His incompetence is staggering. Here he has the levers that control the most powerful institution in the world, and he can’t even find them, much less understand what they do. At every turn, he expresses surprise and amazement that things are more complicated than he thought. And rather than hire effective (if evil) subordinates to run the joint — Hi, Dick! — he passes off responsibilities to a blowhard racist and a clueless son-in-law.
A fascist makes the trains run on time. Donald Trump makes his tee times.
Trump isn’t even a good bully. He caves at the first sign of resistance. He whines when he gets punched in the nose. His threats, which once resonated when delivered to adoring crowds, quickly dissolve into their own hot air. Trump has revealed the weakness most undermining to a president: He is not feared.
Given the circumstances, this is all as encouraging as could be imagined, now and going forward. It would take a Clintonian pivot for Trump’s presidency to recover from its disastrous start, and Trump is incapable of that kind of maneuver. (Besides, any pivot would need to be toward the center, not farther right, and Trump has lost any trust that would allow him to build that kind of coalition.) His life is only going to get worse.

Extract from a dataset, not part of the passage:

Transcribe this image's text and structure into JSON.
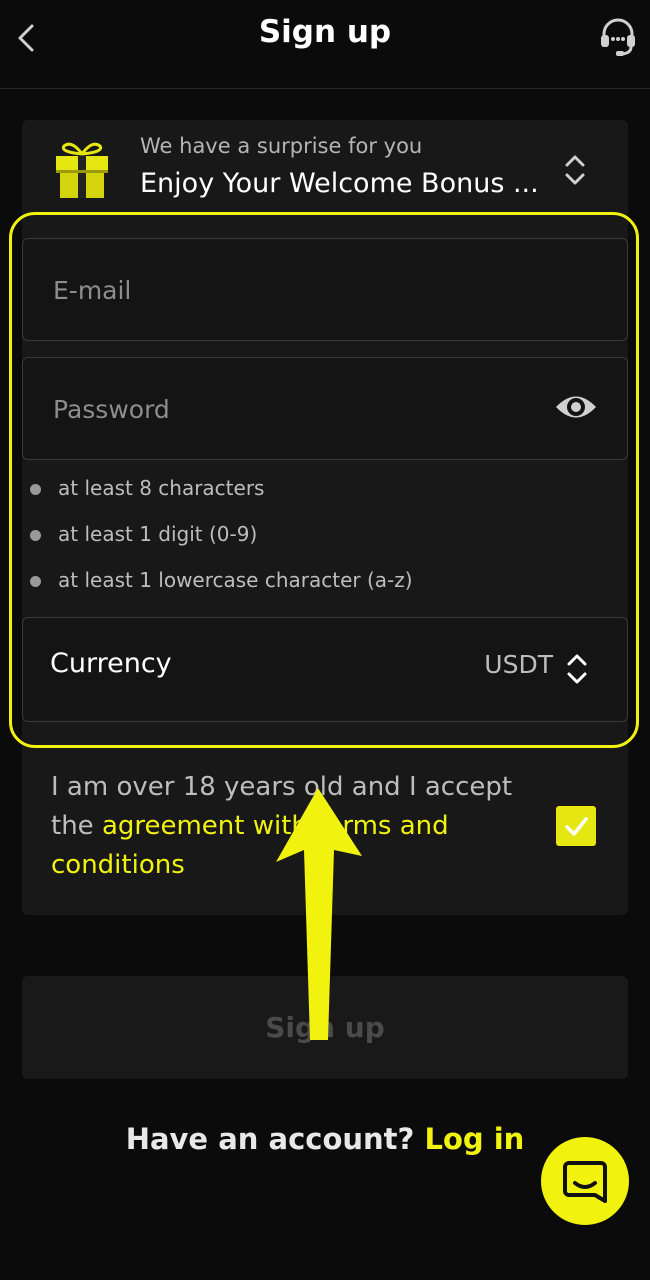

And let’s not forget that he’s facing an electorate that didn’t vote for him, which from Day Two has been making its displeasure known, especially to its congresscritters. Or the courts, which are still upholding the Constitution and the laws to keep Trump in bounds. Or even our beloved Freedom Caucus, for whom anything short of perfection is treachery. A president can cause great harm, but he needs help. Trump ain’t getting it.
And Trump’s window of opportunity is closing quickly, if it’s not already shut. The reason we make a fuss about the Hundred Days — besides FDR — is that a president wields the greatest power at the start of the first term, when a mandate is most easily claimed, when authority is least questioned. Six months in, and Congress is already running for protection — those 2018 primaries are already visible, and nobody wants to do anything fucking stupid when the folks at home are starting to pay attention. Trump has wasted half his honeymoon, in a manner that doesn’t bode well for the other half.

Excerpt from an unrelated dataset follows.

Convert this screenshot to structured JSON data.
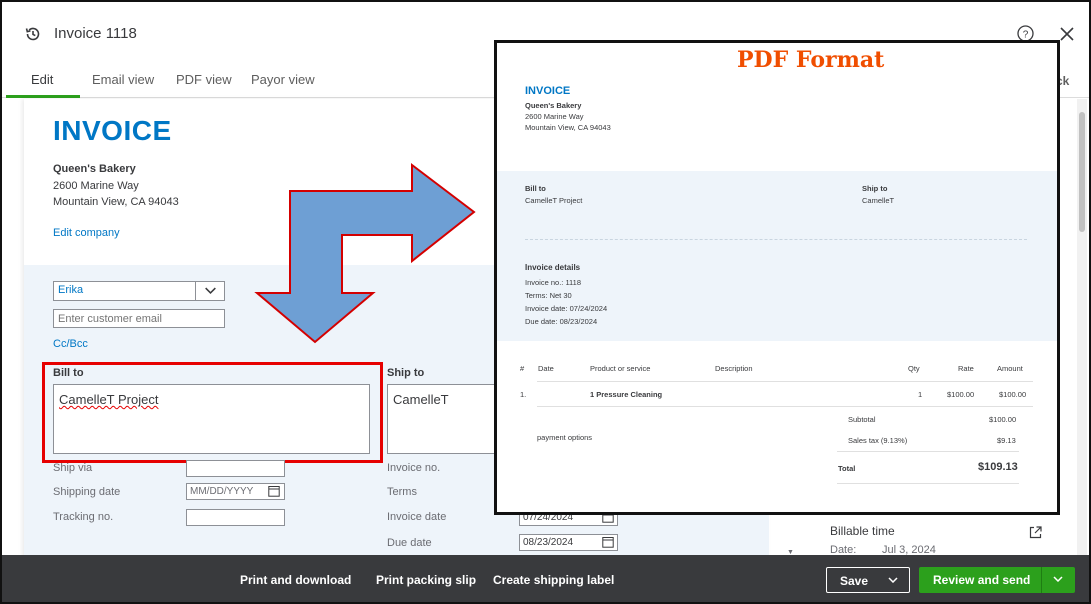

Nor does it bode well for Trump himself. Ever since we predicted that he would resign from sheer misery, we’ve been testing that against ongoing reports of his mood. Trump is not a happy camper. He’s working harder than he ever has in his seventy years, and getting no love for it. He keeps resorting to his electoral victory, which was the last success he’s known — or will. A hundred days in, and it’s starting to dawn on him that there is no escape. Another hundred days, and that misery will be unbearable.
Unless he bails. We’re still predicting that President Pence pardons turkeys this Thanksgiving.